Do not judge us too harshly for things we could not know.
Be assured that from that day on we are not Man and Wife.
Susannah, on the other hand, is not my child. You would have b
een free to pursue her and for the pain it has caused you I regret that. She has made her own way and I neither know nor care what she will do with her life.
To other matters.
You will, no doubt, remember that there was a trust fund set up by your grandfather to ensure there was something for all my children, also your mother insisted I set up a fund for you alone.
These Trust Funds were the first things I used to try to clear my debts when it became obvious the business was in trouble. Max had left loopholes when he set them up, loopholes of which I was aware and of which I took advantage.
So there is nothing for you, for either of you.
Even if there had been I am not sure inheritance is wise.
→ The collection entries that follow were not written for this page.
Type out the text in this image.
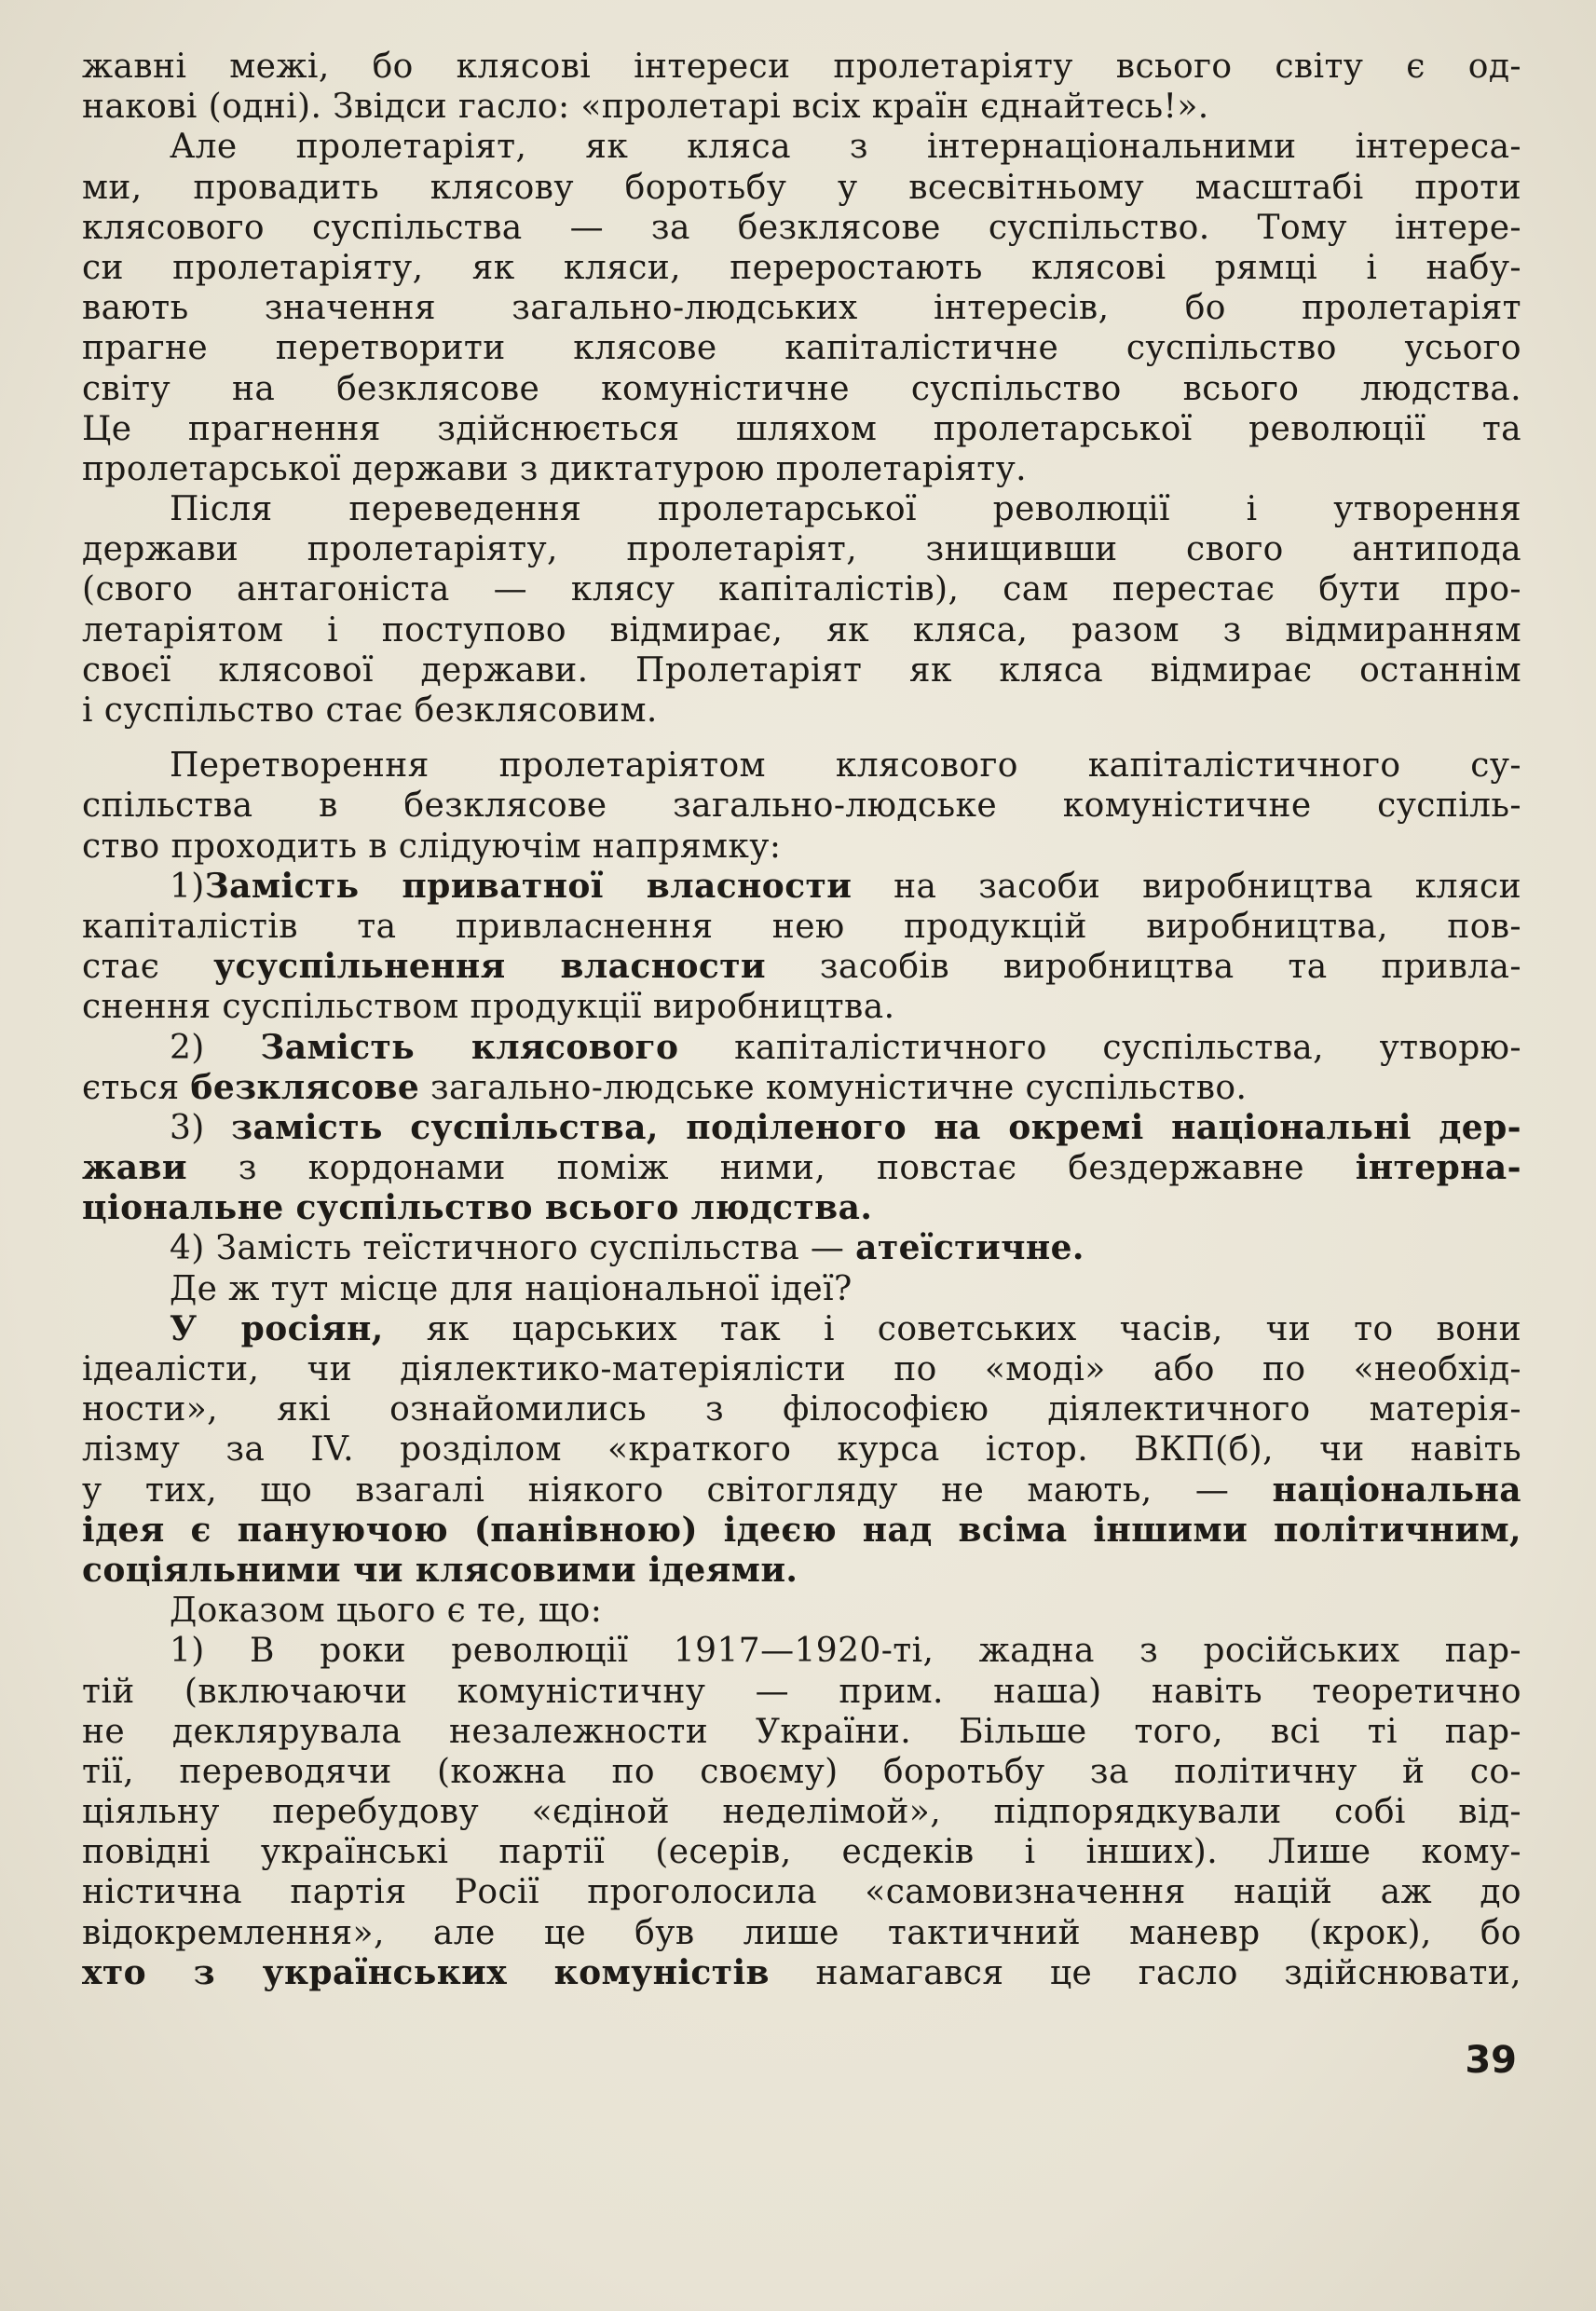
жавні межі, бо клясові інтереси пролетаріяту всього світу є од-
накові (одні). Звідси гасло: «пролетарі всіх країн єднайтесь!».
Але пролетаріят, як кляса з інтернаціональними інтереса-
ми, провадить клясову боротьбу у всесвітньому масштабі проти
клясового суспільства — за безклясове суспільство. Тому інтере-
си пролетаріяту, як кляси, переростають клясові рямці і набу-
вають значення загально-людських інтересів, бо пролетаріят
прагне перетворити клясове капіталістичне суспільство усього
світу на безклясове комуністичне суспільство всього людства.
Це прагнення здійснюється шляхом пролетарської революції та
пролетарської держави з диктатурою пролетаріяту.
Після переведення пролетарської революції і утворення
держави пролетаріяту, пролетаріят, знищивши свого антипода
(свого антагоніста — клясу капіталістів), сам перестає бути про-
летаріятом і поступово відмирає, як кляса, разом з відмиранням
своєї клясової держави. Пролетаріят як кляса відмирає останнім
і суспільство стає безклясовим.
Перетворення пролетаріятом клясового капіталістичного су-
спільства в безклясове загально-людське комуністичне суспіль-
ство проходить в слідуючім напрямку:
1)Замість приватної власности на засоби виробництва кляси
капіталістів та привласнення нею продукцій виробництва, пов-
стає усуспільнення власности засобів виробництва та привла-
снення суспільством продукції виробництва.
2) Замість клясового капіталістичного суспільства, утворю-
ється безклясове загально-людське комуністичне суспільство.
3) замість суспільства, поділеного на окремі національні дер-
жави з кордонами поміж ними, повстає бездержавне інтерна-
ціональне суспільство всього людства.
4) Замість теїстичного суспільства — атеїстичне.
Де ж тут місце для національної ідеї?
У росіян, як царських так і советських часів, чи то вони
ідеалісти, чи діялектико-матеріялісти по «моді» або по «необхід-
ности», які ознайомились з філософією діялектичного матерія-
лізму за IV. розділом «краткого курса істор. ВКП(б), чи навіть
у тих, що взагалі ніякого світогляду не мають, — національна
ідея є пануючою (панівною) ідеєю над всіма іншими політичним,
соціяльними чи клясовими ідеями.
Доказом цього є те, що:
1) В роки революції 1917—1920-ті, жадна з російських пар-
тій (включаючи комуністичну — прим. наша) навіть теоретично
не деклярувала незалежности України. Більше того, всі ті пар-
тії, переводячи (кожна по своєму) боротьбу за політичну й со-
ціяльну перебудову «єдіной неделімой», підпорядкували собі від-
повідні українські партії (есерів, есдеків і інших). Лише кому-
ністична партія Росії проголосила «самовизначення націй аж до
відокремлення», але це був лише тактичний маневр (крок), бо
хто з українських комуністів намагався це гасло здійснювати,
39
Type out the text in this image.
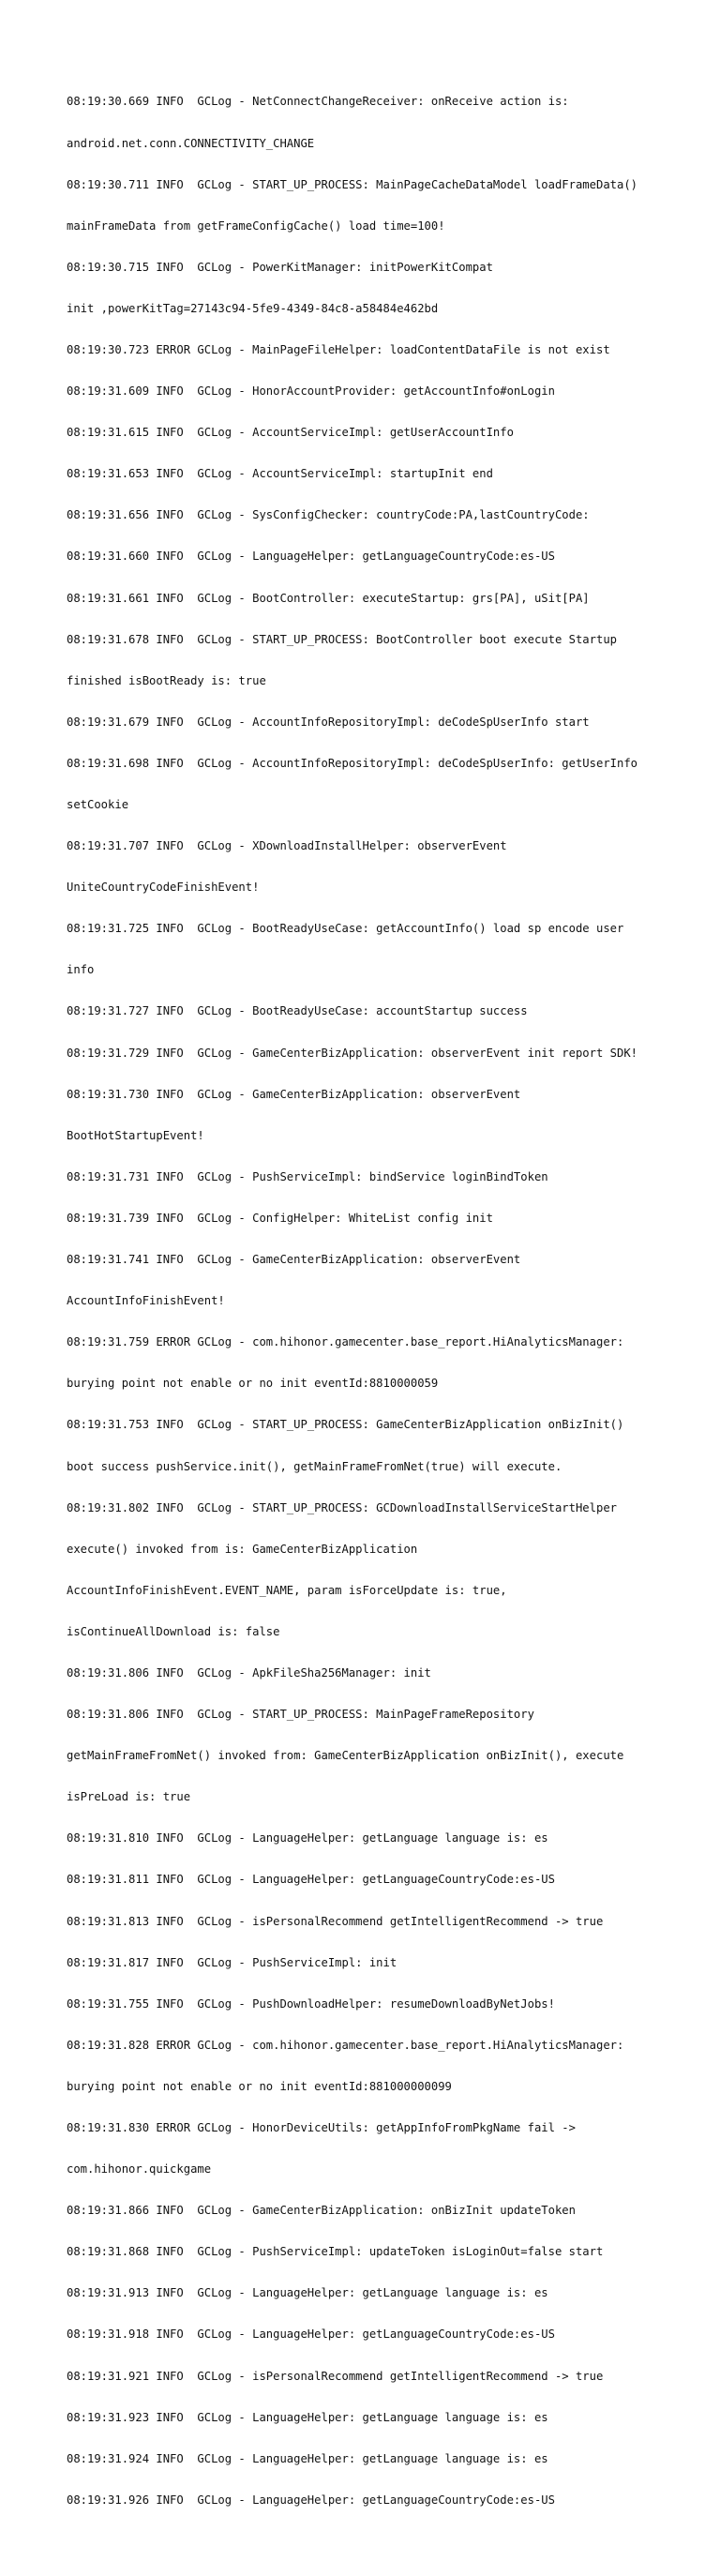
08:19:30.669 INFO  GCLog - NetConnectChangeReceiver: onReceive action is:

android.net.conn.CONNECTIVITY_CHANGE

08:19:30.711 INFO  GCLog - START_UP_PROCESS: MainPageCacheDataModel loadFrameData()

mainFrameData from getFrameConfigCache() load time=100!

08:19:30.715 INFO  GCLog - PowerKitManager: initPowerKitCompat

init ,powerKitTag=27143c94-5fe9-4349-84c8-a58484e462bd

08:19:30.723 ERROR GCLog - MainPageFileHelper: loadContentDataFile is not exist

08:19:31.609 INFO  GCLog - HonorAccountProvider: getAccountInfo#onLogin

08:19:31.615 INFO  GCLog - AccountServiceImpl: getUserAccountInfo

08:19:31.653 INFO  GCLog - AccountServiceImpl: startupInit end

08:19:31.656 INFO  GCLog - SysConfigChecker: countryCode:PA,lastCountryCode:

08:19:31.660 INFO  GCLog - LanguageHelper: getLanguageCountryCode:es-US

08:19:31.661 INFO  GCLog - BootController: executeStartup: grs[PA], uSit[PA]

08:19:31.678 INFO  GCLog - START_UP_PROCESS: BootController boot execute Startup

finished isBootReady is: true

08:19:31.679 INFO  GCLog - AccountInfoRepositoryImpl: deCodeSpUserInfo start

08:19:31.698 INFO  GCLog - AccountInfoRepositoryImpl: deCodeSpUserInfo: getUserInfo

setCookie

08:19:31.707 INFO  GCLog - XDownloadInstallHelper: observerEvent

UniteCountryCodeFinishEvent!

08:19:31.725 INFO  GCLog - BootReadyUseCase: getAccountInfo() load sp encode user

info

08:19:31.727 INFO  GCLog - BootReadyUseCase: accountStartup success

08:19:31.729 INFO  GCLog - GameCenterBizApplication: observerEvent init report SDK!

08:19:31.730 INFO  GCLog - GameCenterBizApplication: observerEvent

BootHotStartupEvent!

08:19:31.731 INFO  GCLog - PushServiceImpl: bindService loginBindToken

08:19:31.739 INFO  GCLog - ConfigHelper: WhiteList config init

08:19:31.741 INFO  GCLog - GameCenterBizApplication: observerEvent

AccountInfoFinishEvent!

08:19:31.759 ERROR GCLog - com.hihonor.gamecenter.base_report.HiAnalyticsManager:

burying point not enable or no init eventId:8810000059

08:19:31.753 INFO  GCLog - START_UP_PROCESS: GameCenterBizApplication onBizInit()

boot success pushService.init(), getMainFrameFromNet(true) will execute.

08:19:31.802 INFO  GCLog - START_UP_PROCESS: GCDownloadInstallServiceStartHelper

execute() invoked from is: GameCenterBizApplication

AccountInfoFinishEvent.EVENT_NAME, param isForceUpdate is: true,

isContinueAllDownload is: false

08:19:31.806 INFO  GCLog - ApkFileSha256Manager: init

08:19:31.806 INFO  GCLog - START_UP_PROCESS: MainPageFrameRepository

getMainFrameFromNet() invoked from: GameCenterBizApplication onBizInit(), execute

isPreLoad is: true

08:19:31.810 INFO  GCLog - LanguageHelper: getLanguage language is: es

08:19:31.811 INFO  GCLog - LanguageHelper: getLanguageCountryCode:es-US

08:19:31.813 INFO  GCLog - isPersonalRecommend getIntelligentRecommend -> true

08:19:31.817 INFO  GCLog - PushServiceImpl: init

08:19:31.755 INFO  GCLog - PushDownloadHelper: resumeDownloadByNetJobs!

08:19:31.828 ERROR GCLog - com.hihonor.gamecenter.base_report.HiAnalyticsManager:

burying point not enable or no init eventId:881000000099

08:19:31.830 ERROR GCLog - HonorDeviceUtils: getAppInfoFromPkgName fail ->

com.hihonor.quickgame

08:19:31.866 INFO  GCLog - GameCenterBizApplication: onBizInit updateToken

08:19:31.868 INFO  GCLog - PushServiceImpl: updateToken isLoginOut=false start

08:19:31.913 INFO  GCLog - LanguageHelper: getLanguage language is: es

08:19:31.918 INFO  GCLog - LanguageHelper: getLanguageCountryCode:es-US

08:19:31.921 INFO  GCLog - isPersonalRecommend getIntelligentRecommend -> true

08:19:31.923 INFO  GCLog - LanguageHelper: getLanguage language is: es

08:19:31.924 INFO  GCLog - LanguageHelper: getLanguage language is: es

08:19:31.926 INFO  GCLog - LanguageHelper: getLanguageCountryCode:es-US
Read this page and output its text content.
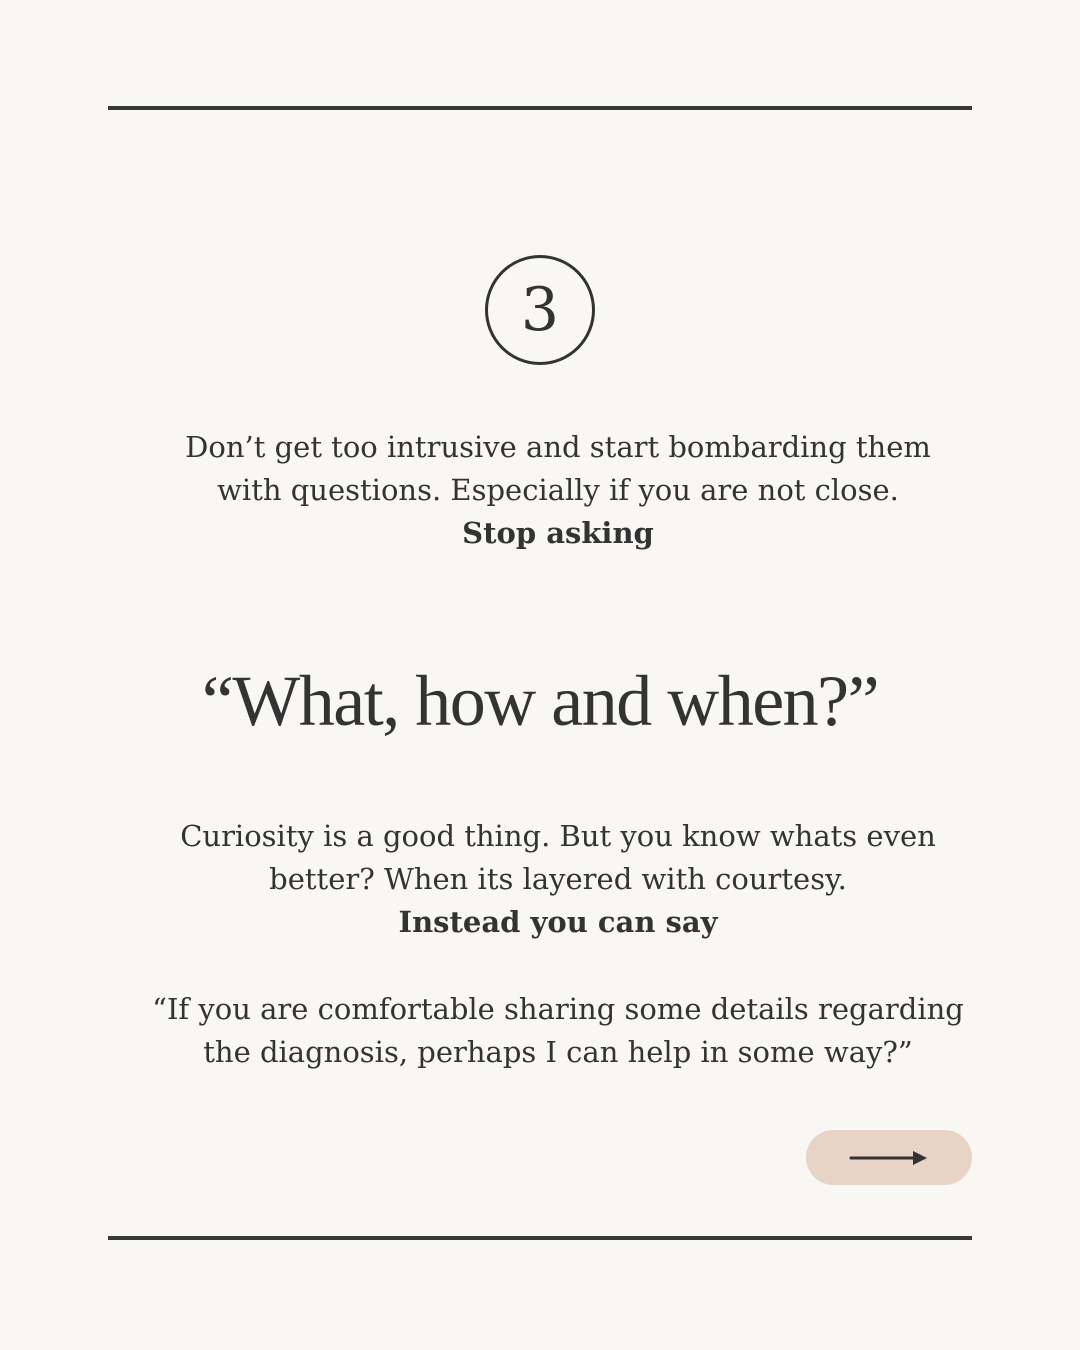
3
Don’t get too intrusive and start bombarding them
with questions. Especially if you are not close.
Stop asking
“What, how and when?”
Curiosity is a good thing. But you know whats even
better? When its layered with courtesy.
Instead you can say
“If you are comfortable sharing some details regarding
the diagnosis, perhaps I can help in some way?”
The substantial sum I received from my father has done me no good. I have inflicted enough on you I will not add the “burden of wealth”. You must make your own way.
Ever, your father
Arnold Donaldson.
“How long have you known the contents of this letter?” His voice was accusing, harsh, cold so my response was defensive.
I did not try to hide my shock.
“I did not open the letter, I have no copy. I did not know what the letter said until you just read it to me. I had no idea.”
“You must have known about the money.” Still accusing. He was concentrating on the Trust Funds. He must have known the other things before, but it was his father’s relationship to Kathleen that was making me think.
I should have realised.
“I knew nothing about the Trust Funds until Charles’ 25th. I didn’t draw it up – Max did – I was just a junior in the office when your grandfather died. I had no knowledge that you would have been included in it so I had no knowledge that you had lost out. I am sorry, Carl but there is nothing else I can tell you.”
I could say nothing that could justify the actions of others. It was not for me to apologise for them.